According to a new report from Juniper Research, the move from per-transaction to per-month billing models incorporating up to unlimited data and messaging bundles will see total P2P revenues in Western and Eastern Europe post declines, balanced to some extent by a healthy rise in revenues in developing markets, plus growth in ad-funded tariffs. Meanwhile, web-based communities continue to integrate new messaging mediums, which could well impact MNO revenues in the increasingly open mobile Web browsing environment.
Ian Chard, Juniper research analyst and author of the report, commented: “For MNOs, mobile messaging investment is becoming a more considered decision. But mature services such as SMS will remain core revenue generators in the current economic environment, given that messaging is an economical method of P2P communication.”

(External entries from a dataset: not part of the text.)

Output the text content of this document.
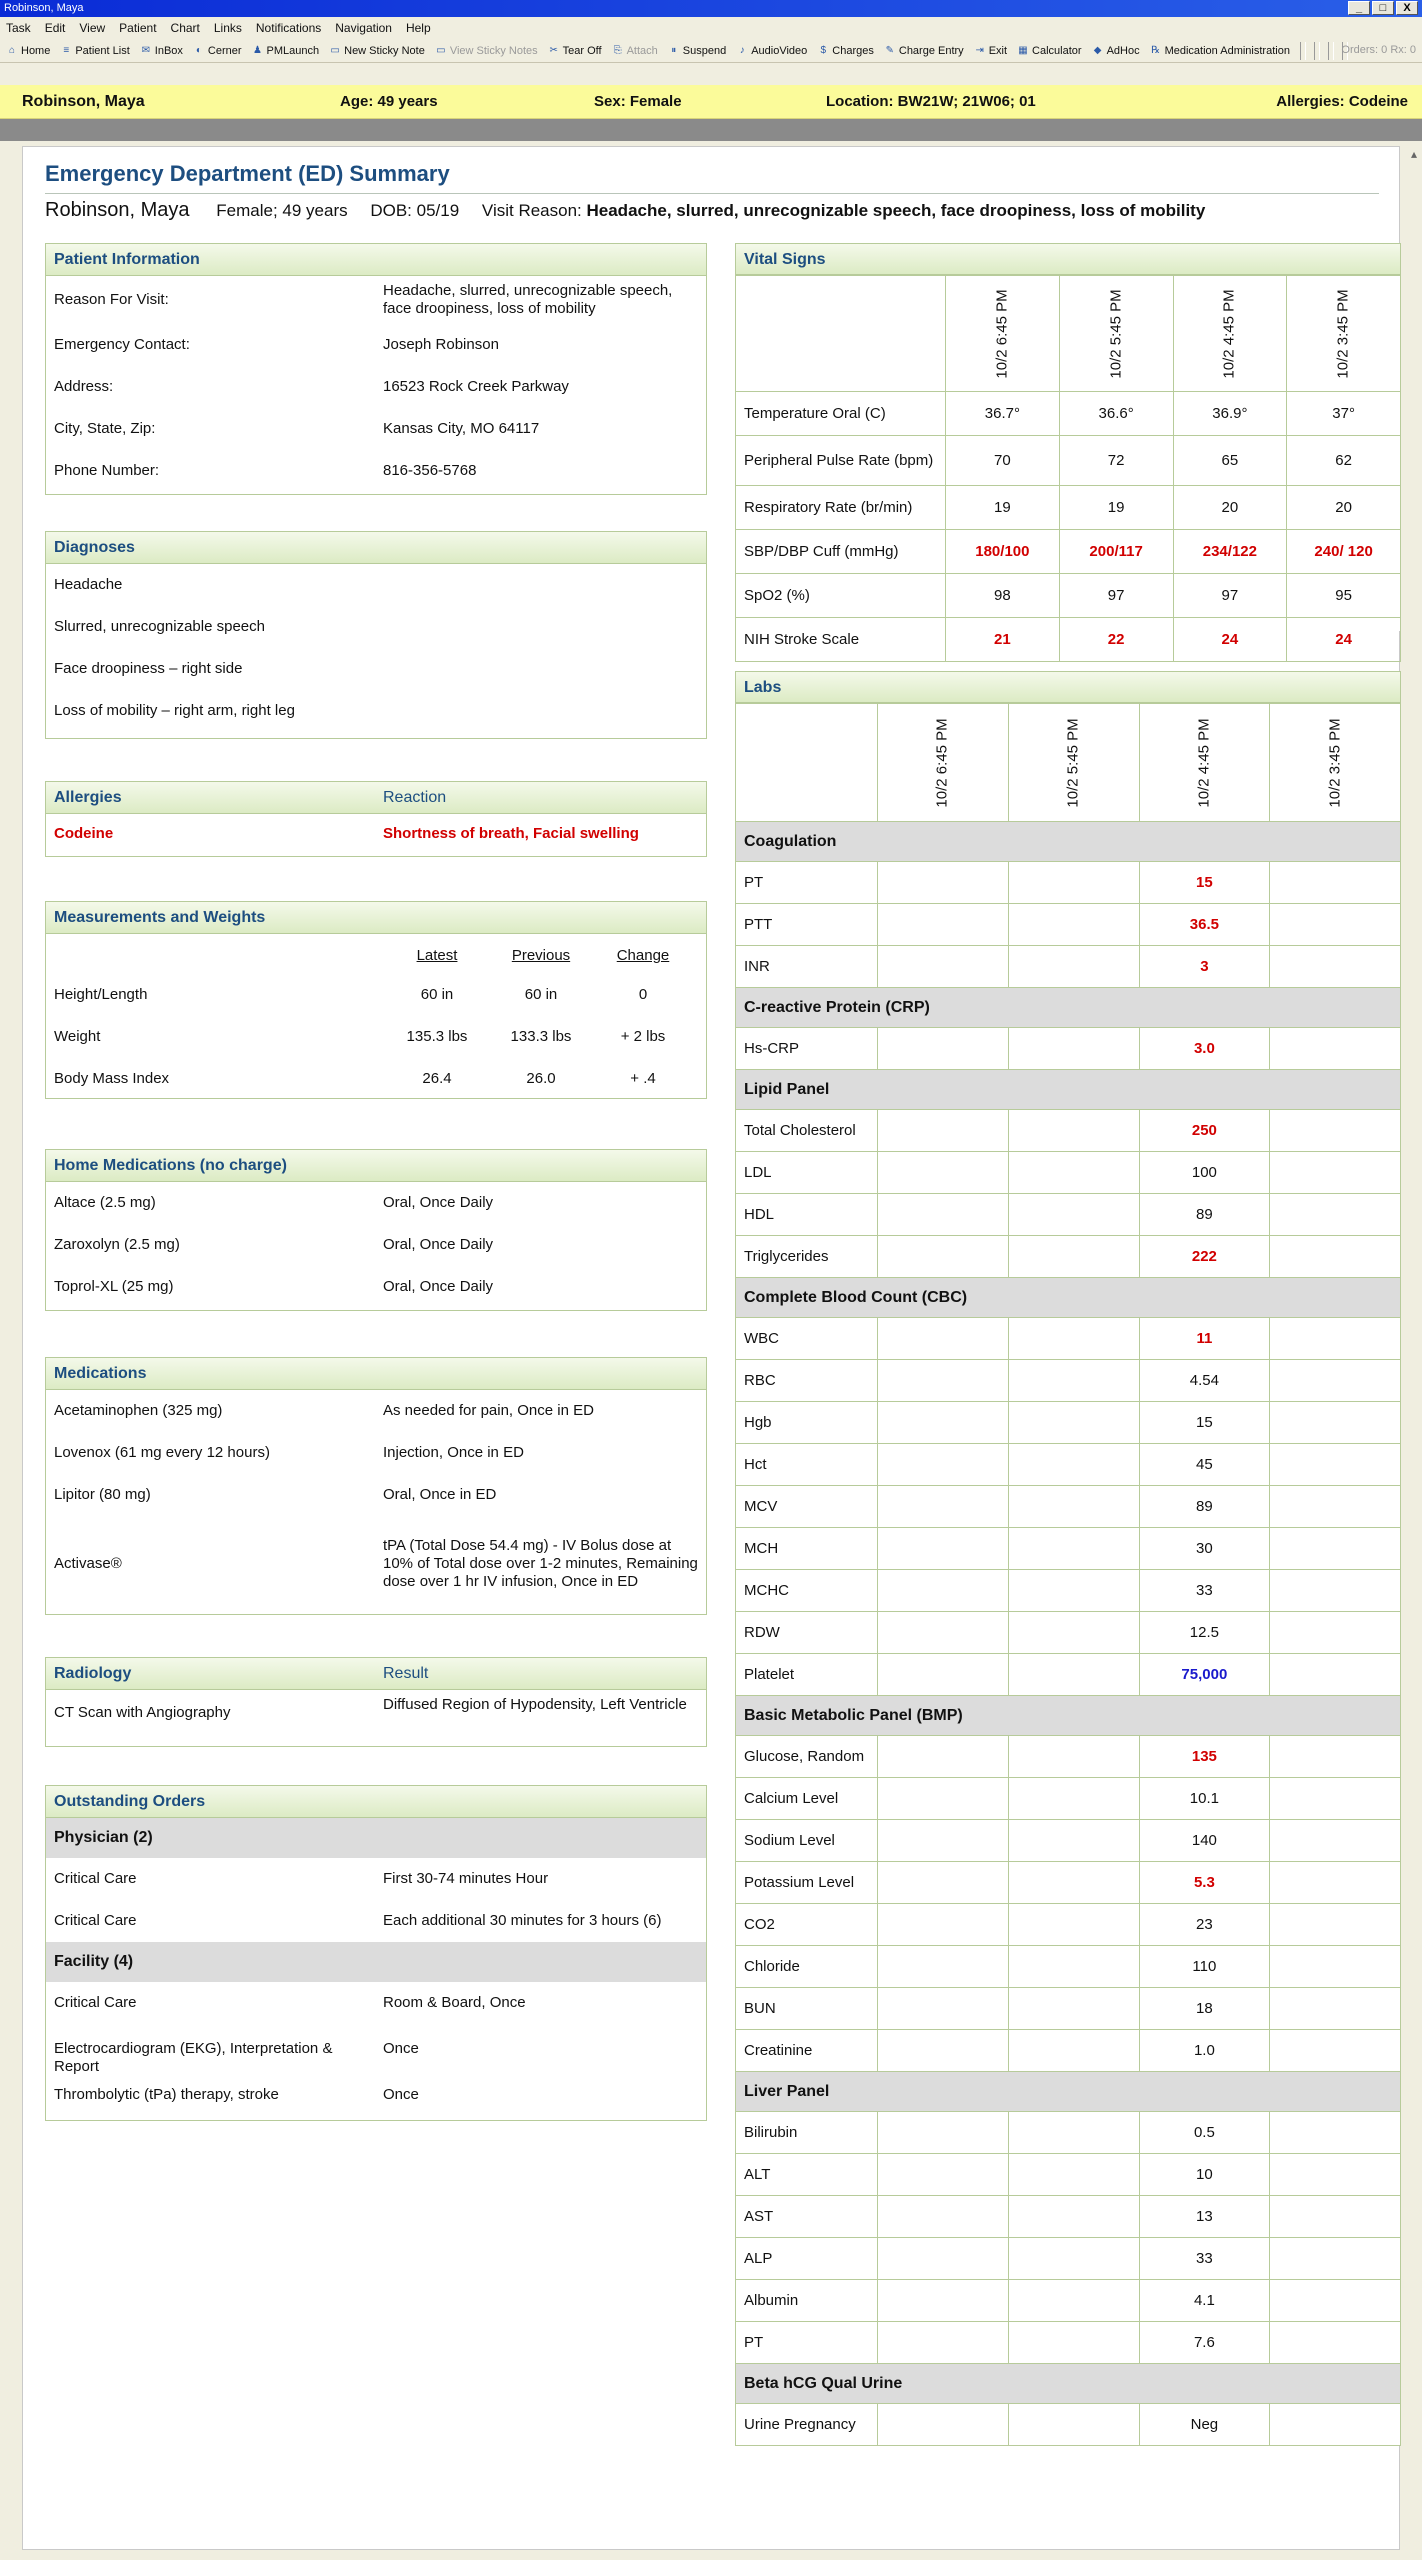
Robinson, Maya	_	□	X
Task Edit View Patient Chart Links Notifications Navigation Help
⌂ Home	≡ Patient List ✉ InBox ◐ Cerner ♟ PMLaunch ▭ New Sticky Note ▭ View Sticky Notes ✂ Tear Off ⎘ Attach	⏸ Suspend	♪ AudioVideo	$ Charges ✎ Charge Entry ⇥ Exit ▦ Calculator ◆ AdHoc ℞ Medication Administration	Orders: 0 Rx: 0
Robinson, Maya	Age: 49 years	Sex: Female	Location: BW21W; 21W06; 01	Allergies: Codeine
▴
Emergency Department (ED) Summary
Robinson, Maya Female; 49 years DOB: 05/19 Visit Reason: Headache, slurred, unrecognizable speech, face droopiness, loss of mobility
Patient Information
Reason For Visit:
Headache, slurred, unrecognizable speech, face droopiness, loss of mobility
Emergency Contact:	Joseph Robinson
Address:	16523 Rock Creek Parkway
City, State, Zip:	Kansas City, MO 64117
Phone Number:	816-356-5768
Diagnoses
Headache
Slurred, unrecognizable speech
Face droopiness – right side
Loss of mobility – right arm, right leg
Allergies	Reaction
Codeine	Shortness of breath, Facial swelling
Measurements and Weights
Latest	Previous	Change
Height/Length	60 in	60 in	0
Weight	135.3 lbs	133.3 lbs	+ 2 lbs
Body Mass Index	26.4	26.0	+ .4
Home Medications (no charge)
Altace (2.5 mg)	Oral, Once Daily
Zaroxolyn (2.5 mg)	Oral, Once Daily
Toprol-XL (25 mg)	Oral, Once Daily
Medications
Acetaminophen (325 mg)	As needed for pain, Once in ED
Lovenox (61 mg every 12 hours)	Injection, Once in ED
Lipitor (80 mg)	Oral, Once in ED
Activase®
tPA (Total Dose 54.4 mg) - IV Bolus dose at 10% of Total dose over 1-2 minutes, Remaining dose over 1 hr IV infusion, Once in ED
Radiology	Result
CT Scan with Angiography	Diffused Region of Hypodensity, Left Ventricle
Outstanding Orders
Physician (2)
Critical Care	First 30-74 minutes Hour
Critical Care	Each additional 30 minutes for 3 hours (6)
Facility (4)
Critical Care	Room & Board, Once
Electrocardiogram (EKG), Interpretation & Report
Once
Thrombolytic (tPa) therapy, stroke	Once
Vital Signs
	10/2 6:45 PM	10/2 5:45 PM	10/2 4:45 PM	10/2 3:45 PM
Temperature Oral (C)	36.7°	36.6°	36.9°	37°
Peripheral Pulse Rate (bpm)	70	72	65	62
Respiratory Rate (br/min)	19	19	20	20
SBP/DBP Cuff (mmHg)	180/100	200/117	234/122	240/ 120
SpO2 (%)	98	97	97	95
NIH Stroke Scale	21	22	24	24
Labs
	10/2 6:45 PM	10/2 5:45 PM	10/2 4:45 PM	10/2 3:45 PM
Coagulation				
PT			15	
PTT			36.5	
INR			3	
C-reactive Protein (CRP)				
Hs-CRP			3.0	
Lipid Panel				
Total Cholesterol			250	
LDL			100	
HDL			89	
Triglycerides			222	
Complete Blood Count (CBC)				
WBC			11	
RBC			4.54	
Hgb			15	
Hct			45	
MCV			89	
MCH			30	
MCHC			33	
RDW			12.5	
Platelet			75,000	
Basic Metabolic Panel (BMP)				
Glucose, Random			135	
Calcium Level			10.1	
Sodium Level			140	
Potassium Level			5.3	
CO2			23	
Chloride			110	
BUN			18	
Creatinine			1.0	
Liver Panel				
Bilirubin			0.5	
ALT			10	
AST			13	
ALP			33	
Albumin			4.1	
PT			7.6	
Beta hCG Qual Urine				
Urine Pregnancy			Neg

The report found that smartphone users in particular will continue to drive high usage levels, while there is also a significant opportunity in using mobile messaging mediums to interconnect the disparate digital communities evolving around gaming, social networking and VoIP.
Steve Reynolds, chairman of the MDA, said: “Global economic meltdown has changed the world forever, businesses must re-invent themselves and innovate to survive. This report provides valuable intelligence to empower mobile messaging centric businesses in developing future demand based commercial strategies.”